- A obesidade infantil superou a desnutrição pela primeira vez, segundo relatório da UNICEF divulgado em 9 de outubro de 2023.
- Em 2025, estima-se que 391 milhões de crianças e adolescentes entre 5 e 19 anos estarão acima do peso, com 188 milhões considerados obesos.
- A desnutrição na faixa etária analisada caiu de 13% para 9,2% entre 2000 e 2025, enquanto a obesidade aumentou de 3% para 9,4%.
- A UNICEF atribui o crescimento da obesidade à disponibilidade de alimentos ultraprocessados e ao marketing agressivo de junk food, especialmente em escolas.
- No Brasil, a obesidade infantil triplicou de 5% em 2000 para 15% em 2022, enquanto a desnutrição caiu para 3%. A UNICEF recomenda medidas como restrições à publicidade de alimentos não saudáveis e impostos sobre bebidas açucaradas.
A obesidade infantil superou a desnutrição pela primeira vez na história, segundo um relatório da UNICEF divulgado em 9 de outubro de 2023. O estudo revela que, em 2025, 391 milhões de crianças e adolescentes entre 5 e 19 anos estarão acima do peso, com 188 milhões deles considerados obesos. Essa mudança alarmante destaca a crescente prevalência de doenças crônicas entre os jovens.

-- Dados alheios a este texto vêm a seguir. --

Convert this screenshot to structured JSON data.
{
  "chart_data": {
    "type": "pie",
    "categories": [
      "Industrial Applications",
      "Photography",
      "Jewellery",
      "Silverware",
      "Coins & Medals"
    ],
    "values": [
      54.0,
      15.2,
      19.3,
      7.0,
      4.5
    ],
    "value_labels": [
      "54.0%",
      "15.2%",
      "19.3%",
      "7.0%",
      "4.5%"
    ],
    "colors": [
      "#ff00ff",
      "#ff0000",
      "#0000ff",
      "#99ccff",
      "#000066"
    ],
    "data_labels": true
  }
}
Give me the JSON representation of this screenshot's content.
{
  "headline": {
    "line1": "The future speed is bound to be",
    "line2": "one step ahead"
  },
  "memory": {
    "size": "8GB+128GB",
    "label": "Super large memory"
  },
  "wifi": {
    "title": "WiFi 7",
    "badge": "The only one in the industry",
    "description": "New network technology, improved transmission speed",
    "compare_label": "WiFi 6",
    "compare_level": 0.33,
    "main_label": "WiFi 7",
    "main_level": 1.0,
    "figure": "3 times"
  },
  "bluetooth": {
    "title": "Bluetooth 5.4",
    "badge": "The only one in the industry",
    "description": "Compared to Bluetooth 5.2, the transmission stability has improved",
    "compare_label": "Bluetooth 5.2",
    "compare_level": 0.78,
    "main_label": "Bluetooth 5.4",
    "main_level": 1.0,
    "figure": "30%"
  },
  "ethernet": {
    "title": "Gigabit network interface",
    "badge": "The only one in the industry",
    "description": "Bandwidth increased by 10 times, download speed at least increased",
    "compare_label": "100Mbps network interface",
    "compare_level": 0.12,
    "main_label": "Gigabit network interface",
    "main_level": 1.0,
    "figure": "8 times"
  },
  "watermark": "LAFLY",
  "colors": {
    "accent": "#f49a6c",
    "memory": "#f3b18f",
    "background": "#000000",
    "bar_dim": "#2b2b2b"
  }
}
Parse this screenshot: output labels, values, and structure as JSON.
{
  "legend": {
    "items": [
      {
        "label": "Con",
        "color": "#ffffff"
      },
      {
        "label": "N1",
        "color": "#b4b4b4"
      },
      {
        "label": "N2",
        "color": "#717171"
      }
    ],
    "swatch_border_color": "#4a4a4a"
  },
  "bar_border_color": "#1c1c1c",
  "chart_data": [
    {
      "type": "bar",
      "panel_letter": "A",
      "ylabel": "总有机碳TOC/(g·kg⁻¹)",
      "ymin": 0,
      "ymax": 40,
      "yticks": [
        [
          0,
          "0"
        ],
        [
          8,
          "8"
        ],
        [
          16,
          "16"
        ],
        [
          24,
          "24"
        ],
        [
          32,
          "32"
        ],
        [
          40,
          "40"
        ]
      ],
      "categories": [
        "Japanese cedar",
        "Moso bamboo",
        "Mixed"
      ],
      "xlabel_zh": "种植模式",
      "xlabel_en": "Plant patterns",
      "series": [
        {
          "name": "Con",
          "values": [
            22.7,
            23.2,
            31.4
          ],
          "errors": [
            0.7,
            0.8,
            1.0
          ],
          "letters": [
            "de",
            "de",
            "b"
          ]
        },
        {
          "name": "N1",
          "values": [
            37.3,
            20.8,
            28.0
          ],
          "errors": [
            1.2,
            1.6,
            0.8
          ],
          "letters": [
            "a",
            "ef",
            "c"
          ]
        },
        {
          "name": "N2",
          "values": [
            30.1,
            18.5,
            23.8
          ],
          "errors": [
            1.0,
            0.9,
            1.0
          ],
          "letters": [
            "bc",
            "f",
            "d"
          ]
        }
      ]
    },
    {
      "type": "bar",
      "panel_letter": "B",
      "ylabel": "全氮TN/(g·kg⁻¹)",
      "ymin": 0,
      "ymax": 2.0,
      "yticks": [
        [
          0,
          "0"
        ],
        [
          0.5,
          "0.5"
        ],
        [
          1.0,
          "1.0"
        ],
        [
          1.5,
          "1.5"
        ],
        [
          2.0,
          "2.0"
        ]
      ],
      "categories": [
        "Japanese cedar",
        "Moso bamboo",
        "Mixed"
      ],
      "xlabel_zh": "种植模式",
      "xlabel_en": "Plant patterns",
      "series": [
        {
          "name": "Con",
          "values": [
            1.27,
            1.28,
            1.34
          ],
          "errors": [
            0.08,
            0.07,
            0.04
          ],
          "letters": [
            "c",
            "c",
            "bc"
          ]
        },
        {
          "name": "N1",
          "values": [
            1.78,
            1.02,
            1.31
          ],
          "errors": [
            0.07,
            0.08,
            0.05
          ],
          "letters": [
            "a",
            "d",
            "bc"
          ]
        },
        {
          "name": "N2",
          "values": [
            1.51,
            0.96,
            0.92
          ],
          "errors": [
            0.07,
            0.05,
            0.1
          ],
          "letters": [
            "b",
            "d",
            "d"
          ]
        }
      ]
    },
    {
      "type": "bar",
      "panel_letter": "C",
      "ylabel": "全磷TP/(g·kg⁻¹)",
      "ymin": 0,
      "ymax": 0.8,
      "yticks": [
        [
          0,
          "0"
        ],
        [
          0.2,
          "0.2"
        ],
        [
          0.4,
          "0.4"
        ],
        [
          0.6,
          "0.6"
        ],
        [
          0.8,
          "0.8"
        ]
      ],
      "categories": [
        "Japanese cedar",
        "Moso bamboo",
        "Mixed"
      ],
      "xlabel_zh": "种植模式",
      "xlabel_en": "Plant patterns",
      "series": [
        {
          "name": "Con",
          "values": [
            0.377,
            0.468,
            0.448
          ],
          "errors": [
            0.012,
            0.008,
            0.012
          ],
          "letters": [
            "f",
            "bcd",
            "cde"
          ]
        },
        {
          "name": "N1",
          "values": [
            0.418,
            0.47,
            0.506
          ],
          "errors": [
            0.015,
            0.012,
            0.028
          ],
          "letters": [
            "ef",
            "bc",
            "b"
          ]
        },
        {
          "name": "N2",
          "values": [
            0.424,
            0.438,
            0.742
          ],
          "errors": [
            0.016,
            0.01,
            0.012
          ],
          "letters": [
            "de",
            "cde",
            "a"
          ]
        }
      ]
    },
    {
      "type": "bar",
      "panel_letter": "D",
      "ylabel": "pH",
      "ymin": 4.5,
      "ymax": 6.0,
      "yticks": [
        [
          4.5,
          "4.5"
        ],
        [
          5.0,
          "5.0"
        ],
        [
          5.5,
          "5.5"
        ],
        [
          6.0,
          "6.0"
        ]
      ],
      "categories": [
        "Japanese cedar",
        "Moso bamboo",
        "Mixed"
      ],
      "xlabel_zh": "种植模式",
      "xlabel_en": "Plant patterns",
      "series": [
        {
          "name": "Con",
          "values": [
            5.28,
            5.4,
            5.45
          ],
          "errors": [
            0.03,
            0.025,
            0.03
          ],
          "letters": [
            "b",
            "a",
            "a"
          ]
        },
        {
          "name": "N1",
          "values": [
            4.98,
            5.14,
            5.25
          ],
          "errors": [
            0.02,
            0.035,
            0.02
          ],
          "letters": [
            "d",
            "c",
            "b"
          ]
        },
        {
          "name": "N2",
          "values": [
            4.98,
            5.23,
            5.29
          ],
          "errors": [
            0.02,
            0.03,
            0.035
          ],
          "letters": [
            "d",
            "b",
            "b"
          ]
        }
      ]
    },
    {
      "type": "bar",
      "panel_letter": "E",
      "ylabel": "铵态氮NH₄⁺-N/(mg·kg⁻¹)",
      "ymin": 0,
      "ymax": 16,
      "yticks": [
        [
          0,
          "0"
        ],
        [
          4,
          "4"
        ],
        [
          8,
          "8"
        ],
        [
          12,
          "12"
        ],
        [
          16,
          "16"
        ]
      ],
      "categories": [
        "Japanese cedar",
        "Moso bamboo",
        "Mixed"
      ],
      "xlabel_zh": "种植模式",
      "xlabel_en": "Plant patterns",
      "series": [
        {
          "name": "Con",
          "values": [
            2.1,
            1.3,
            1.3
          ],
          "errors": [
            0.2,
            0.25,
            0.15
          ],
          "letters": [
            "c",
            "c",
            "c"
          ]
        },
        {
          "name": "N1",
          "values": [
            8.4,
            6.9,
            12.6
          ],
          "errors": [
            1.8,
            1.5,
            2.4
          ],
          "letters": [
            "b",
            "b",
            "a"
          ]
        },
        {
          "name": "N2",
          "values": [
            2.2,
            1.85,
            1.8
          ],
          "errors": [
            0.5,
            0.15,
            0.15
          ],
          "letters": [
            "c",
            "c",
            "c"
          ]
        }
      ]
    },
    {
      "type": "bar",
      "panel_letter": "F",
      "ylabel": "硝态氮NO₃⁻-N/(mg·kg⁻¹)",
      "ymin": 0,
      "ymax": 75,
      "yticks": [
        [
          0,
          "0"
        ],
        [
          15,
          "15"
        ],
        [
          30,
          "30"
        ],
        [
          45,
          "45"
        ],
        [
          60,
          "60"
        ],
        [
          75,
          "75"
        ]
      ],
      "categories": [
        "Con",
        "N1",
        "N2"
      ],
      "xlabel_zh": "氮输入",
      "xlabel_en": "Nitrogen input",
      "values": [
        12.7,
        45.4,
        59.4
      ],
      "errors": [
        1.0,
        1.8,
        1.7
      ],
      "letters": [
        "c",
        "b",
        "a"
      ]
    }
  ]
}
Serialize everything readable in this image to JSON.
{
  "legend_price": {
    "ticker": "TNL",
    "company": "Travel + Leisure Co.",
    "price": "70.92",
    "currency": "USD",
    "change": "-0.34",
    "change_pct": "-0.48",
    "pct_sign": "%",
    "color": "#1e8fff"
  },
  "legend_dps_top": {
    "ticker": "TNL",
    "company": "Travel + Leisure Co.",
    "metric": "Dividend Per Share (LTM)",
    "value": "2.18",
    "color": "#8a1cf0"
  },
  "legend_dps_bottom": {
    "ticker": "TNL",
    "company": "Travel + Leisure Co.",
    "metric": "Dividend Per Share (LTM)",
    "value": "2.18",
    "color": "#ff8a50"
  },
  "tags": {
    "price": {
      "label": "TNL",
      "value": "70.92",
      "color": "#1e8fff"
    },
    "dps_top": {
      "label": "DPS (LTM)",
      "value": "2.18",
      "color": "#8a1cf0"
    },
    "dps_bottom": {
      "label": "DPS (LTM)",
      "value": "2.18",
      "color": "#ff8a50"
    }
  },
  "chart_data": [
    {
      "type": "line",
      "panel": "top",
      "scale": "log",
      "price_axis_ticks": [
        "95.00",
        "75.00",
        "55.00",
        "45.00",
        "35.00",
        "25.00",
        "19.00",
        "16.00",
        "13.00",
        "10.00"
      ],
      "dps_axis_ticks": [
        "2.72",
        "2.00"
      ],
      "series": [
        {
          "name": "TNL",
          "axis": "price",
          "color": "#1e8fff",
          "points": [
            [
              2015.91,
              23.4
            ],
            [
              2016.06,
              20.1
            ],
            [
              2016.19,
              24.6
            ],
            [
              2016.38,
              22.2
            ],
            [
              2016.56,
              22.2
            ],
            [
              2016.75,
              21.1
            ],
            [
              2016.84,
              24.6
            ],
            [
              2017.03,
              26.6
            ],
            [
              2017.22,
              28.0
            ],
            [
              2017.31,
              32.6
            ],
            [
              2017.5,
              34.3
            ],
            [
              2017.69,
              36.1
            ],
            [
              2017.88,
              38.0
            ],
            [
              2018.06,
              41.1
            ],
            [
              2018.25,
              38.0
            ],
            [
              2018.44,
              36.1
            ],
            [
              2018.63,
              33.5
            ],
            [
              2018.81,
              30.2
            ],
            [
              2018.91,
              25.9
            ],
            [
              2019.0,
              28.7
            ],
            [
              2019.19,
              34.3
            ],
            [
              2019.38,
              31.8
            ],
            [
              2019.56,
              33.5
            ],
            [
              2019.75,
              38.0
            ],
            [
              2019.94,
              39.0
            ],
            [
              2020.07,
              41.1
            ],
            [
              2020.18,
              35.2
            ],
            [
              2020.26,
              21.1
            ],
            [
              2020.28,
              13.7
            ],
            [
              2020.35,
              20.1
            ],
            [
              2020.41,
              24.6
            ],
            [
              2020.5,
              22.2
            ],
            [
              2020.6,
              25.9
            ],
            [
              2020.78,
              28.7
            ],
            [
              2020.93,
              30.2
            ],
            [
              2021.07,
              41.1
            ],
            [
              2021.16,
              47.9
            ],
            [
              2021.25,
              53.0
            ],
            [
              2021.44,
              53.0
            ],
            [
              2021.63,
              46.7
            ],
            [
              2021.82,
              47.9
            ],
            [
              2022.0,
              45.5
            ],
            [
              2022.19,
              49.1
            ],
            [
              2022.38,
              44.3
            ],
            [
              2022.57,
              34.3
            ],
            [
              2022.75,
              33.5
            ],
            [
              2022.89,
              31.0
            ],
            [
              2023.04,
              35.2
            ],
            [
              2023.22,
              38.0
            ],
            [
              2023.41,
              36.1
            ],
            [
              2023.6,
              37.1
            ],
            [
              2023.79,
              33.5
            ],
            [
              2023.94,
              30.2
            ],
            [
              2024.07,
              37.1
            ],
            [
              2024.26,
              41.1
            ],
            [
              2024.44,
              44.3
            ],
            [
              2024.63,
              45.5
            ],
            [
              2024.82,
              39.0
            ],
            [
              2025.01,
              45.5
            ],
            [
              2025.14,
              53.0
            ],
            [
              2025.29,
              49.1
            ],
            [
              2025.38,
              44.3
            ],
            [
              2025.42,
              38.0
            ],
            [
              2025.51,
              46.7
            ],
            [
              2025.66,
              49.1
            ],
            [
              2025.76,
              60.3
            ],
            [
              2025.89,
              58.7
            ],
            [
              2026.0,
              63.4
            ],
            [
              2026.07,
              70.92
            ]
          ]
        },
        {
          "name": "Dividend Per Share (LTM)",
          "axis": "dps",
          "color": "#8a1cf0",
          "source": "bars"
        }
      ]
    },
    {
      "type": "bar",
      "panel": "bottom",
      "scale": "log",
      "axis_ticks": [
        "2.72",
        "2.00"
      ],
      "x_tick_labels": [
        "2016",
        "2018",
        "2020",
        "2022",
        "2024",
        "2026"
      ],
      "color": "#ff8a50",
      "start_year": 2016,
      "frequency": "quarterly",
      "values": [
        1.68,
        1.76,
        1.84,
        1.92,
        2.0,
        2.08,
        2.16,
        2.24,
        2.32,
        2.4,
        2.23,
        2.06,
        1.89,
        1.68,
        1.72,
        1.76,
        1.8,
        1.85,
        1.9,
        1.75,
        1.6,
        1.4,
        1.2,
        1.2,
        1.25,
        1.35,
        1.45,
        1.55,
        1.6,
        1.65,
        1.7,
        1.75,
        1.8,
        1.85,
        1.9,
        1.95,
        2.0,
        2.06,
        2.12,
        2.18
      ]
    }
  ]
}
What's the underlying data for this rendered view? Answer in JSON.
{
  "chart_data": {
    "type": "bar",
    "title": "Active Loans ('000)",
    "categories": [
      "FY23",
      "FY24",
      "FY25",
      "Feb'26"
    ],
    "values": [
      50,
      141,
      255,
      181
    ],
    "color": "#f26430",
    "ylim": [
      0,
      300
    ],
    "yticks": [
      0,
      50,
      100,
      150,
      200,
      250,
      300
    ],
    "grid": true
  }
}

O relatório, que abrange dados de mais de 190 países, mostra que a desnutrição entre essa faixa etária caiu de 13% para 9,2% entre 2000 e 2025. Em contrapartida, a obesidade aumentou de 3% para 9,4% no mesmo período. A UNICEF aponta que a disponibilidade de alimentos ultraprocessados, frequentemente mais baratos que opções saudáveis, é um dos principais fatores desse crescimento.
Causas e Consequências
A chefe da UNICEF, Catherine Russell, enfatiza que a responsabilidade não recai sobre as famílias, mas sim sobre práticas comerciais antiéticas que visam lucro. As crianças são expostas a um marketing agressivo de junk food, especialmente nas escolas, onde produtos não saudáveis são amplamente disponíveis. Essa situação é ainda mais crítica em regiões em conflito, onde empresas alimentícias aproveitam crises humanitárias para promover alimentos ultraprocessados.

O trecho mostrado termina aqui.